You must also bring a completed Proof of identity and declaration and correctly endorsed photographs (see Step 4) for yourself and any children included in your application, to your appointment.

If you make your citizenship application on paper you must attach certified copies (see Step 5) of the original documents. Do not post original documents with your application.

It is also important to make sure that you enclose the correct fee with your applications as it will be rejected if the wrong payment is made. Check the DIAC's summary of fees to make sure that you have included complete and correct fees for every form you are submitting. Remember that if you are including multiple forms, for instance for your children, you will need to pay separate fees for them.

Attend your citizenship appointment

Step 7. Attend your citizenship appointment

Once your application has been received and processed you will be invited to a citizenship appointment. The appointment details, including the place, date and time, will be confirmed to your in writing. It is at this appointment that you will either take your citizenship test or have an interview - whichever applies to your application.
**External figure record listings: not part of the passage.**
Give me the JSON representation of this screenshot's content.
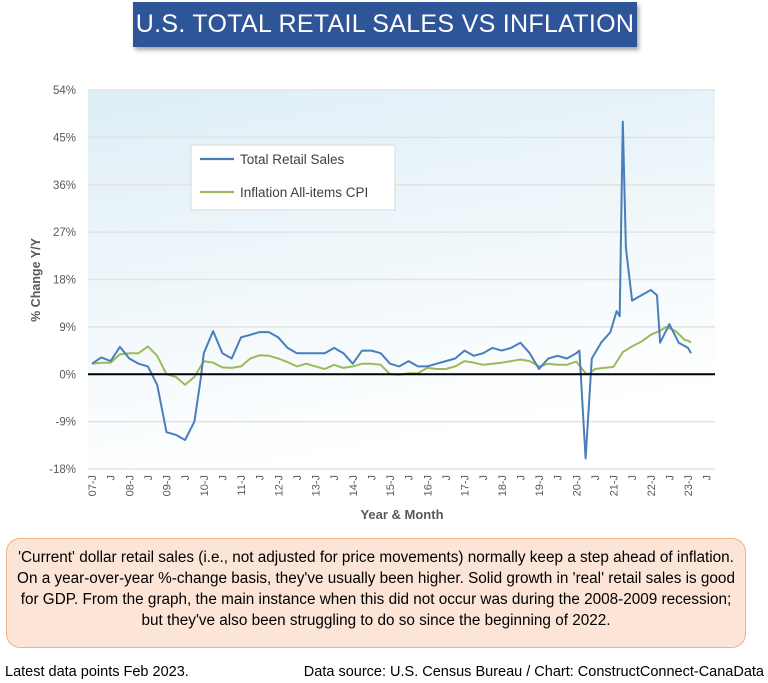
{
  "chart_data": {
    "type": "line",
    "title": "U.S. TOTAL RETAIL SALES VS INFLATION",
    "xlabel": "Year & Month",
    "ylabel": "% Change Y/Y",
    "ylim": [
      -18,
      54
    ],
    "yticks": [
      "-18%",
      "-9%",
      "0%",
      "9%",
      "18%",
      "27%",
      "36%",
      "45%",
      "54%"
    ],
    "xtick_labels": [
      "07-J",
      "J",
      "08-J",
      "J",
      "09-J",
      "J",
      "10-J",
      "J",
      "11-J",
      "J",
      "12-J",
      "J",
      "13-J",
      "J",
      "14-J",
      "J",
      "15-J",
      "J",
      "16-J",
      "J",
      "17-J",
      "J",
      "18-J",
      "J",
      "19-J",
      "J",
      "20-J",
      "J",
      "21-J",
      "J",
      "22-J",
      "J",
      "23-J",
      "J"
    ],
    "grid": true,
    "legend_placement": "top-left",
    "colors": {
      "retail": "#4a7ebb",
      "cpi": "#9bbb59",
      "zero_line": "#000000",
      "banner": "#2e5597"
    },
    "series": [
      {
        "name": "Total Retail Sales",
        "points": [
          [
            "2007-01",
            2
          ],
          [
            "2007-04",
            3.2
          ],
          [
            "2007-07",
            2.5
          ],
          [
            "2007-10",
            5.2
          ],
          [
            "2008-01",
            3
          ],
          [
            "2008-04",
            2
          ],
          [
            "2008-07",
            1.5
          ],
          [
            "2008-10",
            -2
          ],
          [
            "2009-01",
            -11
          ],
          [
            "2009-04",
            -11.5
          ],
          [
            "2009-07",
            -12.5
          ],
          [
            "2009-10",
            -9
          ],
          [
            "2009-12",
            -1
          ],
          [
            "2010-01",
            4
          ],
          [
            "2010-04",
            8.2
          ],
          [
            "2010-07",
            4
          ],
          [
            "2010-10",
            3
          ],
          [
            "2011-01",
            7
          ],
          [
            "2011-04",
            7.5
          ],
          [
            "2011-07",
            8
          ],
          [
            "2011-10",
            8
          ],
          [
            "2012-01",
            7
          ],
          [
            "2012-04",
            5
          ],
          [
            "2012-07",
            4
          ],
          [
            "2012-10",
            4
          ],
          [
            "2013-01",
            4
          ],
          [
            "2013-04",
            4
          ],
          [
            "2013-07",
            5
          ],
          [
            "2013-10",
            4
          ],
          [
            "2014-01",
            2
          ],
          [
            "2014-04",
            4.5
          ],
          [
            "2014-07",
            4.5
          ],
          [
            "2014-10",
            4
          ],
          [
            "2015-01",
            2
          ],
          [
            "2015-04",
            1.5
          ],
          [
            "2015-07",
            2.5
          ],
          [
            "2015-10",
            1.5
          ],
          [
            "2016-01",
            1.5
          ],
          [
            "2016-04",
            2
          ],
          [
            "2016-07",
            2.5
          ],
          [
            "2016-10",
            3
          ],
          [
            "2017-01",
            4.5
          ],
          [
            "2017-04",
            3.5
          ],
          [
            "2017-07",
            4
          ],
          [
            "2017-10",
            5
          ],
          [
            "2018-01",
            4.5
          ],
          [
            "2018-04",
            5
          ],
          [
            "2018-07",
            6
          ],
          [
            "2018-10",
            4
          ],
          [
            "2019-01",
            1
          ],
          [
            "2019-04",
            3
          ],
          [
            "2019-07",
            3.5
          ],
          [
            "2019-10",
            3
          ],
          [
            "2020-01",
            4
          ],
          [
            "2020-02",
            4.5
          ],
          [
            "2020-04",
            -16
          ],
          [
            "2020-06",
            3
          ],
          [
            "2020-09",
            6
          ],
          [
            "2020-12",
            8
          ],
          [
            "2021-02",
            12
          ],
          [
            "2021-03",
            11
          ],
          [
            "2021-04",
            48
          ],
          [
            "2021-05",
            24
          ],
          [
            "2021-07",
            14
          ],
          [
            "2021-10",
            15
          ],
          [
            "2022-01",
            16
          ],
          [
            "2022-03",
            15
          ],
          [
            "2022-04",
            6
          ],
          [
            "2022-07",
            9.5
          ],
          [
            "2022-10",
            6
          ],
          [
            "2023-01",
            5
          ],
          [
            "2023-02",
            4
          ]
        ]
      },
      {
        "name": "Inflation All-items CPI",
        "points": [
          [
            "2007-01",
            2
          ],
          [
            "2007-04",
            2.2
          ],
          [
            "2007-07",
            2.2
          ],
          [
            "2007-10",
            3.8
          ],
          [
            "2008-01",
            4
          ],
          [
            "2008-04",
            4
          ],
          [
            "2008-07",
            5.3
          ],
          [
            "2008-10",
            3.5
          ],
          [
            "2009-01",
            0
          ],
          [
            "2009-04",
            -0.5
          ],
          [
            "2009-07",
            -2
          ],
          [
            "2009-10",
            -0.5
          ],
          [
            "2010-01",
            2.5
          ],
          [
            "2010-04",
            2.2
          ],
          [
            "2010-07",
            1.3
          ],
          [
            "2010-10",
            1.2
          ],
          [
            "2011-01",
            1.5
          ],
          [
            "2011-04",
            3
          ],
          [
            "2011-07",
            3.6
          ],
          [
            "2011-10",
            3.5
          ],
          [
            "2012-01",
            3
          ],
          [
            "2012-04",
            2.3
          ],
          [
            "2012-07",
            1.5
          ],
          [
            "2012-10",
            2
          ],
          [
            "2013-01",
            1.5
          ],
          [
            "2013-04",
            1
          ],
          [
            "2013-07",
            1.8
          ],
          [
            "2013-10",
            1.2
          ],
          [
            "2014-01",
            1.5
          ],
          [
            "2014-04",
            2
          ],
          [
            "2014-07",
            2
          ],
          [
            "2014-10",
            1.8
          ],
          [
            "2015-01",
            0
          ],
          [
            "2015-04",
            -0.1
          ],
          [
            "2015-07",
            0.2
          ],
          [
            "2015-10",
            0.2
          ],
          [
            "2016-01",
            1.2
          ],
          [
            "2016-04",
            1
          ],
          [
            "2016-07",
            1
          ],
          [
            "2016-10",
            1.5
          ],
          [
            "2017-01",
            2.5
          ],
          [
            "2017-04",
            2.2
          ],
          [
            "2017-07",
            1.8
          ],
          [
            "2017-10",
            2
          ],
          [
            "2018-01",
            2.2
          ],
          [
            "2018-04",
            2.5
          ],
          [
            "2018-07",
            2.8
          ],
          [
            "2018-10",
            2.5
          ],
          [
            "2019-01",
            1.5
          ],
          [
            "2019-04",
            2
          ],
          [
            "2019-07",
            1.8
          ],
          [
            "2019-10",
            1.8
          ],
          [
            "2020-01",
            2.4
          ],
          [
            "2020-04",
            0.2
          ],
          [
            "2020-05",
            0
          ],
          [
            "2020-07",
            1
          ],
          [
            "2020-10",
            1.2
          ],
          [
            "2021-01",
            1.4
          ],
          [
            "2021-04",
            4.2
          ],
          [
            "2021-07",
            5.3
          ],
          [
            "2021-10",
            6.2
          ],
          [
            "2022-01",
            7.5
          ],
          [
            "2022-04",
            8.3
          ],
          [
            "2022-06",
            9
          ],
          [
            "2022-09",
            8.2
          ],
          [
            "2022-12",
            6.5
          ],
          [
            "2023-01",
            6.4
          ],
          [
            "2023-02",
            6
          ]
        ]
      }
    ]
  },
  "note": "'Current' dollar retail sales (i.e., not adjusted for price movements) normally keep a step ahead of inflation. On a year-over-year %-change basis, they've usually been higher. Solid growth in 'real' retail sales is good for GDP. From the graph, the main instance when this did not occur was during the 2008-2009 recession; but they've also been struggling to do so since the beginning of 2022.",
  "footer": {
    "left": "Latest data points Feb 2023.",
    "right": "Data source: U.S. Census Bureau / Chart: ConstructConnect-CanaData"
  }
}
At this appointment your eligibility for Australian citizenship will be checked and confirmed by a departmental officer. This will involve checking your original and certified documents, verifying your identity and confirming that you have satisfied all of the requirements.

It is very important that you attend your appointment as your application may be refused if you do not attend. If you are unable to make the assigned appointment for any reason you should contact the departmental office as soon as possible to make alternative arrangements.

You should allow approximately two hours for your citizenship appointment.

Step 8. Take the citizenship test or have a citizenship interview

If you are over the age of 18 and under the age of 60 then you will probably have to sit the citizenship test. Certain people are exempt from taking the test, details of these exemptions can be found on our Requirements and Exemptions page.

The citizenship test is designed to encourage you to find out more about life in Australia and what it means to be an Australian citizen. It will test your understanding of the responsibilities of citizenship as well as the rights that you will enjoy once you become a citizen. More detailed information can be found in the rest of the About the Test section.

Don't forget to check out our online tests and study techniques and tips to help you with your preparations.

If you are not required to sit the test you may have a citizenship interview.  At the interview we will confirm you understand the nature of your citizenship application, have a basic knowledge of the English language and understand the responsibilities and privileges of Australian citizenship.

The decision

Step 9. Receive notification of the DIAC’s decision

Once you have submitted a complete application, along with all the required supporting documentation, and either sat the citizenship test or attended an interview, a decision will be made.

The DIAC advise that the processing time for most citizenship applications is 60 days. If you do not receive notification within this time you should contact the Citizenship Information Line on 131 880.

You must tell the department if you change your address, and you must be in the country at the time a decision is made. You may need to defer your travel plans or, if your travel is urgent contact the department for advice.

Your ceremony

Step 10. Attend a citizenship ceremony

If your application is approved, once you have received notification you will need to attend a citizenship ceremony and make the Australian Citizenship Pledge to complete the process of becoming an Australian citizen.

You should be contacted by your departmental office within six months about attending a citizenship ceremony. As with your citizenship appointment, if you cannot make the proposed date of your citizenship ceremony for any reason then you should contact the departmental office as soon as possible.

If you have children under 16 years of age who were included on your application form they will become Australian citizens when you make the Pledge.